The cost analysis of CCS and OCS includes two types of costs: (a) Initial Investment cost for creation of facility of culturing fishes and the (b) variable costs involving the maintenance costs of the fishpond, land lease cost, cost of fingerlings, cost of feed, fertilizer and production cost of field crops.
(a) Initial investment
The initial investment includes the cost of (i) pond construction, (ii) water facilities and (iii) vermicomposting unit.
(i) Pond construction
Earthwork for construction of the ponds was carried out by engaging a contractor who executed the work by engaging daily labourers. The work was carried out according to the requirement of the site. As the soil cannot retain water, it was felt necessary to use lining material on the excavated ponds. Therefore, steps were made from ground level to the bottom of the fishpond for better anchoring of the lining material. Prismoidal formula was used to compute the volume of earthwork. The cost of earthwork was paid to the contractor as per the schedule of rates 2010 of the Public Works Department (PWD), Government of West Bengal, India. As per the schedule, the cost of earthwork for first 1.5 m depth (lift) was US$ 0.29 m− 3 and US$ 0.40 m− 3 for next 1.5 m depth. The price of lining includes the cost of lining material and labour wage to spread and bury it with soil. Cross laminated polythene sheet of Sylpaulin make (250 µ thick, 150 g m− 2 weight, UV ray protectable and green in color) was used for lining of the dugout fishpond. The actual price of the Sylpaulin sheet charged by the authorized dealer was considered to compute the cost of lining material. The price was US$ 0.51 m− 2 in 2010. Labour wage required to spread the polythene sheet on the bottom and sides, including the embankment and to bury the same with a soil layer of 30 cm thickness was paid as per the schedule of rate of Government of West Bengal, India, 2010. Before laying the cross laminated polythene Sylpaulin material on the bed of the fish ponds, a sand cushioning was provided to a depth of 20 cm to avoid any rupture. After laying the Sylpaulin material, a soil cover of 30 cm thickness was also provided on the lining material to provide stability to the material and create a natural pond bottom environment for fish culture. The number of labourers required for the job was 5 man-days for sand filling, earth filling and providing lining material in one pond.
(ii) Water facilities
A mini deep tubewell along with underground pipe lines and accessories was constructed for regular water supply to the fish ponds as and when necessary.
(iii) Vermicompost unit
The cost for vermicompost unit included the maintenance costs of the land and building, civil works for vermicompost shed and vermicompost tanks, implements and machinery and others work.
(b) Variable cost
The variable cost included maintenance costs of the fishpond, land lease cost, cost of fingerlings, cost of feed, fertilizer and production cost of field crops.

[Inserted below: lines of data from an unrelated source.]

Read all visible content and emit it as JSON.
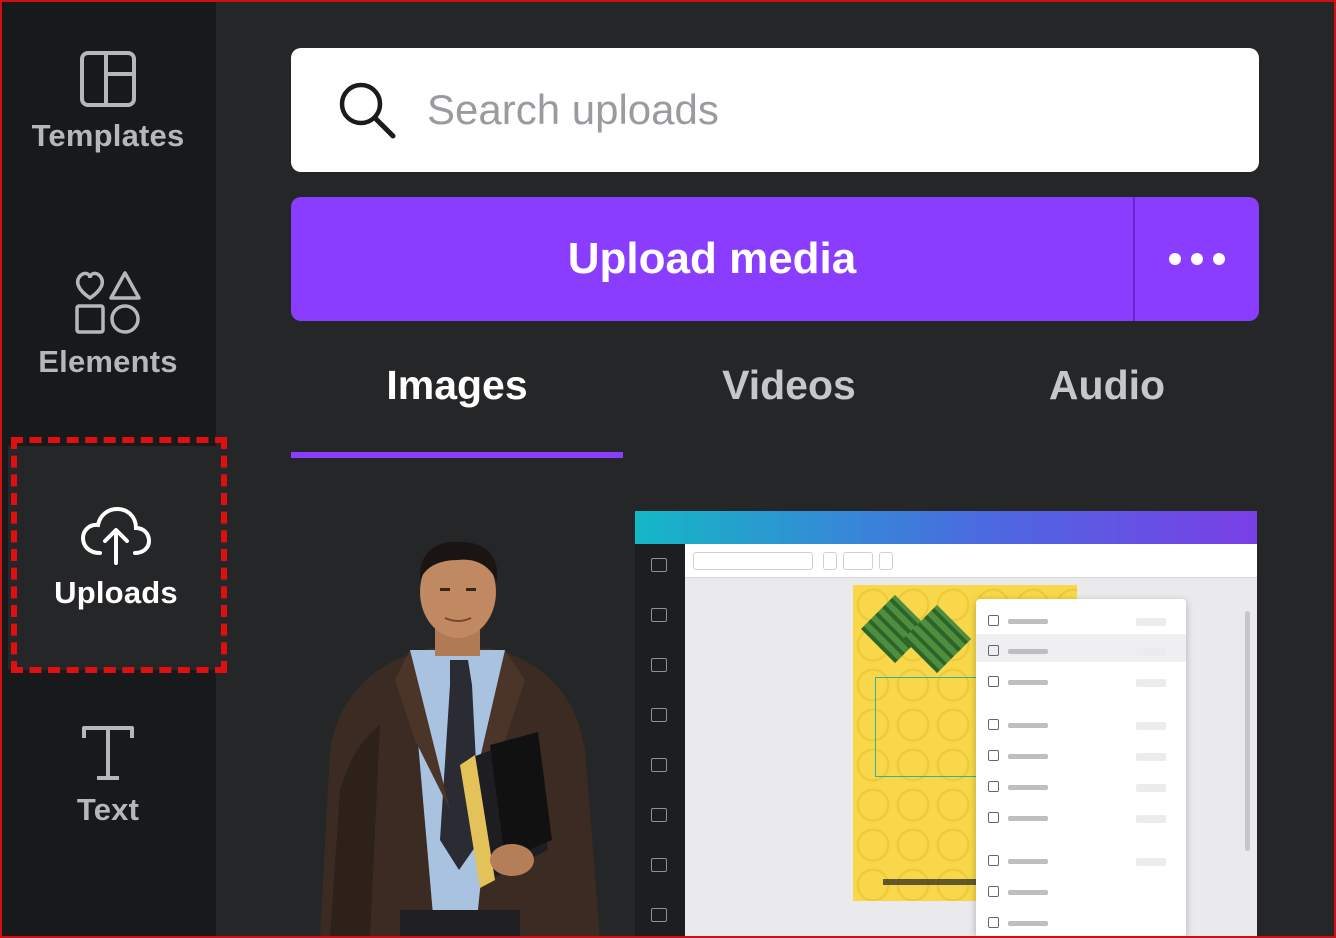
{
  "sidebar": {
    "items": [
      {
        "label": "Templates",
        "icon": "layout-icon"
      },
      {
        "label": "Elements",
        "icon": "shapes-icon"
      },
      {
        "label": "Uploads",
        "icon": "cloud-upload-icon",
        "active": true
      },
      {
        "label": "Text",
        "icon": "text-icon"
      }
    ]
  },
  "search": {
    "placeholder": "Search uploads",
    "value": ""
  },
  "upload": {
    "label": "Upload media",
    "more_icon": "ellipsis-icon"
  },
  "tabs": [
    {
      "label": "Images",
      "active": true
    },
    {
      "label": "Videos",
      "active": false
    },
    {
      "label": "Audio",
      "active": false
    }
  ],
  "colors": {
    "accent": "#8b3dff",
    "sidebar_bg": "#18191b",
    "panel_bg": "#252627",
    "highlight_border": "#e01010"
  }
}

(i) Fishpond maintenance cost
The Maintenance cost of the fishpond involves the expenditure incurred for repair and maintenance of the embankment. The cost has been assumed to be 2% of the initial investment (Palmer et al., 1982 and Mishra et al., 1998).
(ii) Land lease cost
It was thought appropriate to add the annual land lease cost for the area diverted for the construction of fishpond. The cost was decided based on prevailing lease rate under the revenue district of West Medinipore, West Bengal. The cost was found to be US$ 60.71 ha− 1 year − 1 as per the rate of 2010.
(iii) Fingerling Cost
Fingerlings were purchased from a nearby farm for stocking in the fishponds. The cost of fingerlings varies depending on the size, weight etc. Fingerlings were purchased at 2.17 US$ kg− 1and later released to the fishponds after acclimatizing them in an earthen tank for 40 hours.

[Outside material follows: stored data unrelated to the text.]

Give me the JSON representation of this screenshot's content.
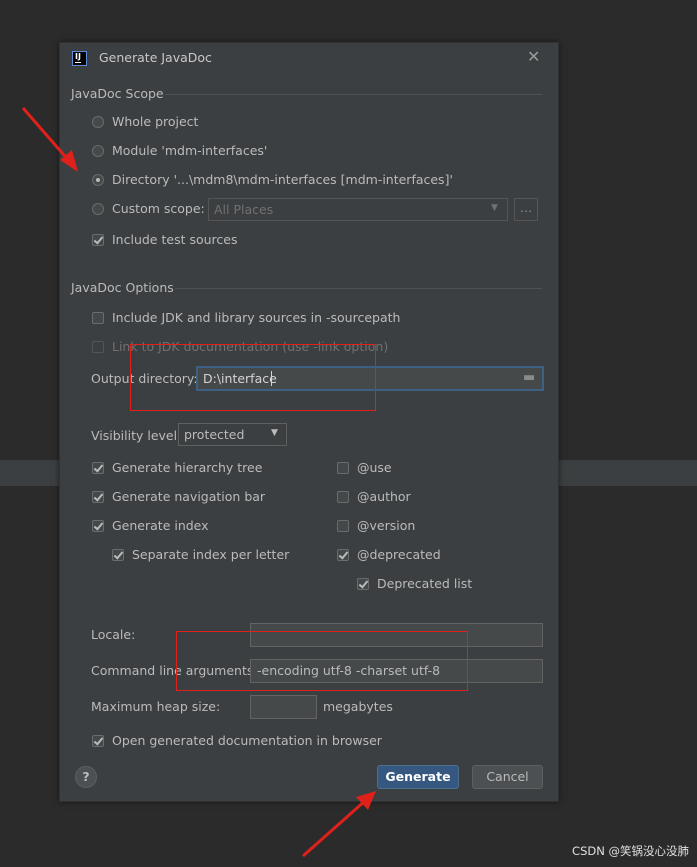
{
  "dialog": {
    "title": "Generate JavaDoc",
    "scope_title": "JavaDoc Scope",
    "scope_options": [
      "Whole project",
      "Module 'mdm-interfaces'",
      "Directory '...\\mdm8\\mdm-interfaces [mdm-interfaces]'",
      "Custom scope:"
    ],
    "custom_scope_value": "All Places",
    "include_test_sources": "Include test sources",
    "options_title": "JavaDoc Options",
    "include_jdk": "Include JDK and library sources in -sourcepath",
    "link_jdk": "Link to JDK documentation (use -link option)",
    "output_dir_label": "Output directory:",
    "output_dir_value": "D:\\interface",
    "visibility_label": "Visibility level:",
    "visibility_value": "protected",
    "left_checks": [
      "Generate hierarchy tree",
      "Generate navigation bar",
      "Generate index",
      "Separate index per letter"
    ],
    "right_checks": [
      "@use",
      "@author",
      "@version",
      "@deprecated",
      "Deprecated list"
    ],
    "locale_label": "Locale:",
    "locale_value": "",
    "cmd_label": "Command line arguments:",
    "cmd_value": "-encoding utf-8 -charset utf-8",
    "heap_label": "Maximum heap size:",
    "heap_value": "",
    "heap_unit": "megabytes",
    "open_browser": "Open generated documentation in browser",
    "help": "?",
    "generate": "Generate",
    "cancel": "Cancel"
  },
  "watermark": "CSDN @笑锅没心没肺",
  "colors": {
    "background": "#2b2b2b",
    "dialog": "#3c3f41",
    "primary_button": "#365880",
    "annotation": "#e0201a"
  }
}
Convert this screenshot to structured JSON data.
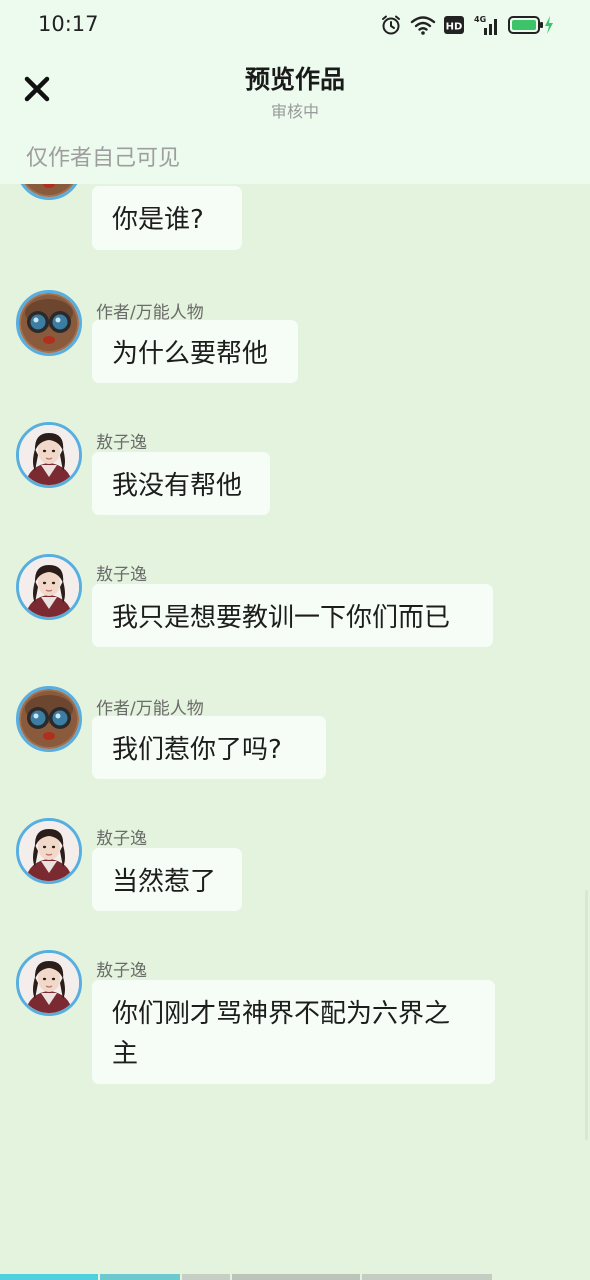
{
  "status_bar": {
    "time": "10:17",
    "network": "4G",
    "hd": "HD"
  },
  "header": {
    "title": "预览作品",
    "subtitle": "审核中",
    "visibility_note": "仅作者自己可见"
  },
  "messages": [
    {
      "speaker": "",
      "avatar": "goggles",
      "text": "你是谁?"
    },
    {
      "speaker": "作者/万能人物",
      "avatar": "goggles",
      "text": "为什么要帮他"
    },
    {
      "speaker": "敖子逸",
      "avatar": "young-man",
      "text": "我没有帮他"
    },
    {
      "speaker": "敖子逸",
      "avatar": "young-man",
      "text": "我只是想要教训一下你们而已"
    },
    {
      "speaker": "作者/万能人物",
      "avatar": "goggles",
      "text": "我们惹你了吗?"
    },
    {
      "speaker": "敖子逸",
      "avatar": "young-man",
      "text": "当然惹了"
    },
    {
      "speaker": "敖子逸",
      "avatar": "young-man",
      "text": "你们刚才骂神界不配为六界之主"
    }
  ],
  "colors": {
    "background": "#e4f3dd",
    "header_bg": "#edfaee",
    "bubble_bg": "#f6fdf6",
    "avatar_ring": "#57aee0",
    "battery": "#3dc46a"
  }
}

(iv) Feed and fertilizer cost
The organic fish feed was prepared in the laboratory with due proximate composition of suitable protein, carbohydrate, fat, ash, etc. Conventional feed were bought from the local feed company and the formulated fish feed cost was only US$ 0.51 kg− 1 at the prevailing cost of inputs in 2010. The chemical fertilizer cost was calculated as per the local market price.